Hoher Besuch bei "Deutschland sucht den Superstar": Darth Vader hat seine Strumtruppler mitgebracht.(Foto: RTL / Stefan Gregorowius)

DSDS geht in die 13. Runde: Death-Metal-Brötchen mit Lewwerworscht

Von Kai Butterweck-Kiesling

Die Startfolge der neuen DSDS-Staffel karrt sie mal wieder alle auf den roten Teppich: die talentfreien Körperverletzer, die kritikresistenten Möchtegern-Entertainer und die noch unentdeckten Stimm-Juwelen.

Das Jahr ist noch keine zwei Tage alt, da fegen schon die schrillsten Töne über die Dächer der Republik.
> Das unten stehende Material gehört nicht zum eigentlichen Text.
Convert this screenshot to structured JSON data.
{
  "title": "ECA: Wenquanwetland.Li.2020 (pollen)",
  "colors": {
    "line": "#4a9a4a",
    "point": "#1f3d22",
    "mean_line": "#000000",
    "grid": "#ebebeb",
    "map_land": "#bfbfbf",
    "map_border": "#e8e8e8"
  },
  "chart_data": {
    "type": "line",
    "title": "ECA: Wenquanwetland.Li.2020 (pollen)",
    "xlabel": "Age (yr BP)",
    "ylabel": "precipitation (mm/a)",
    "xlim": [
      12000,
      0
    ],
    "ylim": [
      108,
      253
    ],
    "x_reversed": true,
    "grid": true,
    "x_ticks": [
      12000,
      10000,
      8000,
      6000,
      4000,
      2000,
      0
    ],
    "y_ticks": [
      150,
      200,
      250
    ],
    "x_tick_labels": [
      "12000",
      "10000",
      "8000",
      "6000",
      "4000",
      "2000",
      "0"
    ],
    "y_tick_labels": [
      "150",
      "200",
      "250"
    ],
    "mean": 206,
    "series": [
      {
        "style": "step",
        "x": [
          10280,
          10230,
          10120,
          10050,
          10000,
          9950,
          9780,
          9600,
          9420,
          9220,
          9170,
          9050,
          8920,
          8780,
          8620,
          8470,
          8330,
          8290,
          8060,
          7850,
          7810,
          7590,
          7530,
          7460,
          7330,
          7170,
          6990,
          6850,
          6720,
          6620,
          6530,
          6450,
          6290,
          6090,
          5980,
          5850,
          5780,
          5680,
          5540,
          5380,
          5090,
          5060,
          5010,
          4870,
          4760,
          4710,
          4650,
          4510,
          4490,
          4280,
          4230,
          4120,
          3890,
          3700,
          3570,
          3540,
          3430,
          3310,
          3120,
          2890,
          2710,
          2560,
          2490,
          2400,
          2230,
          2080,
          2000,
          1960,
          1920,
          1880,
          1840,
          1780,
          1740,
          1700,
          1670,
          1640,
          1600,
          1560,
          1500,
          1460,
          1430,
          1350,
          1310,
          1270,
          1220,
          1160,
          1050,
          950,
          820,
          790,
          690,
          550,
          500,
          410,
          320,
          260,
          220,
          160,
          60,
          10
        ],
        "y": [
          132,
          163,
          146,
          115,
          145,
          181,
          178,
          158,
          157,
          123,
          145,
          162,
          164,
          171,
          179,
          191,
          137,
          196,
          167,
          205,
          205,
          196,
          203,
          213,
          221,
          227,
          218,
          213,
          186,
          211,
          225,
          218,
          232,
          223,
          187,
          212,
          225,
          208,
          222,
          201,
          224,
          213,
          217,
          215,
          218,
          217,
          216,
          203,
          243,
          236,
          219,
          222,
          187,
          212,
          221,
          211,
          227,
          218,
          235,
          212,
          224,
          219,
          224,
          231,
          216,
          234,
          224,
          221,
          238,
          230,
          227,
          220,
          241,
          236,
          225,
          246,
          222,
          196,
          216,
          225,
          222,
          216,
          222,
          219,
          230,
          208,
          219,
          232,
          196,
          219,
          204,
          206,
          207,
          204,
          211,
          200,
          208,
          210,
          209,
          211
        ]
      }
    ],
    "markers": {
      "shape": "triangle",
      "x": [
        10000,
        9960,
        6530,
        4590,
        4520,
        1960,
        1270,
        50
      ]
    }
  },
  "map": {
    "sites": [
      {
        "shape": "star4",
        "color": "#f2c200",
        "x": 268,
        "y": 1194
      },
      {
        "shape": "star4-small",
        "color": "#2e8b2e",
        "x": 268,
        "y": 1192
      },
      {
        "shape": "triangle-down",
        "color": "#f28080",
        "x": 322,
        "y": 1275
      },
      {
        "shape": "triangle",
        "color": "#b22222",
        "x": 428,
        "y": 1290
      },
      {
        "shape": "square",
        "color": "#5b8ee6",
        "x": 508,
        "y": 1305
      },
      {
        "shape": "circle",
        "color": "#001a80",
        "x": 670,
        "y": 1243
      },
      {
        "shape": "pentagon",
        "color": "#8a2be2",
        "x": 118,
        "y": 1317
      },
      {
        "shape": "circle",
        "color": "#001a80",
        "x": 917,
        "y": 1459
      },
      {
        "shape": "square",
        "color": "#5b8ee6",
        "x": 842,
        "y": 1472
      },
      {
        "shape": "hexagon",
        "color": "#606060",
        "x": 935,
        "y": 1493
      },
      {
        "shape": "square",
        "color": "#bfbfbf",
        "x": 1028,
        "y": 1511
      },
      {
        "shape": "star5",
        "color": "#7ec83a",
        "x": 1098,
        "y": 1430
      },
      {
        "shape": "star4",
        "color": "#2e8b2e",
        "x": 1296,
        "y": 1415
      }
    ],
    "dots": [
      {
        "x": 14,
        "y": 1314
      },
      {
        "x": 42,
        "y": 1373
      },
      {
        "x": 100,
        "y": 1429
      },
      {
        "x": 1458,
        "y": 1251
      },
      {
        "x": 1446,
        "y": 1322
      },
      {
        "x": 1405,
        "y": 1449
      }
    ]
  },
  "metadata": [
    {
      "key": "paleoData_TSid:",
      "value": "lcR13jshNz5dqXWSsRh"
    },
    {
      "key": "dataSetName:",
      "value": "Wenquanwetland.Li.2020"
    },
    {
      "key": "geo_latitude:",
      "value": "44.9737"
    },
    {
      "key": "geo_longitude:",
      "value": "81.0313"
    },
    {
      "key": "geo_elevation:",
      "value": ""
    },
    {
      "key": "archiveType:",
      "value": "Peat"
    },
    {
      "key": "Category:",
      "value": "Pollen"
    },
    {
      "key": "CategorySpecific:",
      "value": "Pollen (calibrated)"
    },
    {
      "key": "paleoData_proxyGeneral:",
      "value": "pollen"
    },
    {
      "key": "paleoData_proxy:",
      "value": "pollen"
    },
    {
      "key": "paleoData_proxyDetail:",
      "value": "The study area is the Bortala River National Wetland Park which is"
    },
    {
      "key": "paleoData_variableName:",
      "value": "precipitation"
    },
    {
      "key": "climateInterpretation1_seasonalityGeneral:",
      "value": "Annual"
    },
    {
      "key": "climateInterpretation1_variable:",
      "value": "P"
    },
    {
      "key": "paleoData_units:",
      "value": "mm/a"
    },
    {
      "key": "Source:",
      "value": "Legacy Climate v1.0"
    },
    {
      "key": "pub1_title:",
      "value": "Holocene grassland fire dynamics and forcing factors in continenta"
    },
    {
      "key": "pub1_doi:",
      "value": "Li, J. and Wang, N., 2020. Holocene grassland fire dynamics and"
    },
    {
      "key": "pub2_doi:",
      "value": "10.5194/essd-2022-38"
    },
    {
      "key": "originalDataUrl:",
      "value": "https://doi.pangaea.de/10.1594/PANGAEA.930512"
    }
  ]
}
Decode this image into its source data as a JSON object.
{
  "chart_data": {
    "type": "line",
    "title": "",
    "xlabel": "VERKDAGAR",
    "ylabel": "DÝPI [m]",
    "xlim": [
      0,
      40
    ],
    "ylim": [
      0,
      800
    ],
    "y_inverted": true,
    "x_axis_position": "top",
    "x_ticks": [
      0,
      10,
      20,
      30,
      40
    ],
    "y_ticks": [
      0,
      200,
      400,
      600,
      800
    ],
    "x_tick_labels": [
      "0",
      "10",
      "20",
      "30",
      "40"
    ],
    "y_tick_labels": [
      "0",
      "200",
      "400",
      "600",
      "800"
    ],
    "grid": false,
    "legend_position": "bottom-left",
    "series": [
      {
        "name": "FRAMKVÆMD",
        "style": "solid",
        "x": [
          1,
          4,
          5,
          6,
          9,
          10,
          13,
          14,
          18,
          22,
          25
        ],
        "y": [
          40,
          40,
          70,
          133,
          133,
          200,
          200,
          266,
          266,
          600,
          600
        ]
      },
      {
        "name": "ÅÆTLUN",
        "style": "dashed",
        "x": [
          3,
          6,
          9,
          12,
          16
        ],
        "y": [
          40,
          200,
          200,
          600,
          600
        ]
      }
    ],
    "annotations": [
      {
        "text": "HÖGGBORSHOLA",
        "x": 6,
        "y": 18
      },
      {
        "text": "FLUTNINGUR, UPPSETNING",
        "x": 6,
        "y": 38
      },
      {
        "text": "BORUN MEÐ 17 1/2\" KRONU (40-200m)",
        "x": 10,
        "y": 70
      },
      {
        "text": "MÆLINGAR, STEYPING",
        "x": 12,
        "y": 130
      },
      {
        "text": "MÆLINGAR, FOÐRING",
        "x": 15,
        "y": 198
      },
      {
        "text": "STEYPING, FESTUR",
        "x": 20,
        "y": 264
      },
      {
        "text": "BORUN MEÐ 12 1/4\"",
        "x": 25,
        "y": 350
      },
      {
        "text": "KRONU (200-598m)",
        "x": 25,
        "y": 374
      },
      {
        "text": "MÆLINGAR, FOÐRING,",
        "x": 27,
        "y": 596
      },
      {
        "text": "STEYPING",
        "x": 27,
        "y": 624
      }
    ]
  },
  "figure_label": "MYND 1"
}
Und wer ist mal wieder schuld daran? Natürlich: Deutschlands Pop-Titan und Camp David-Garderobenständer Dieter Bohlen und seine DSDS-Jury. Diesmal mit am Start: Scooter-Aushängeschild H.P. Baxxter sowie Abgesandte der hiesigen Schlager-Antike (Michelle) und Moderne (Vanessa Mai). Zu hören bekommen die auserwählten Musikrichter mal wieder jede Menge Hoch- und Tiefpunkte aus Deutschlands Kellern, Duschkabinen und Jugendzimmern, wobei die Tiefpunkte, wie jedes Jahr zu Beginn einer neuen Staffel die Nase vorn haben. 

Adnan sorgt bei der Jury für heitere Momente.
Adnan sorgt bei der Jury für heitere Momente.(Foto: RTL / Stefan Gregorowius)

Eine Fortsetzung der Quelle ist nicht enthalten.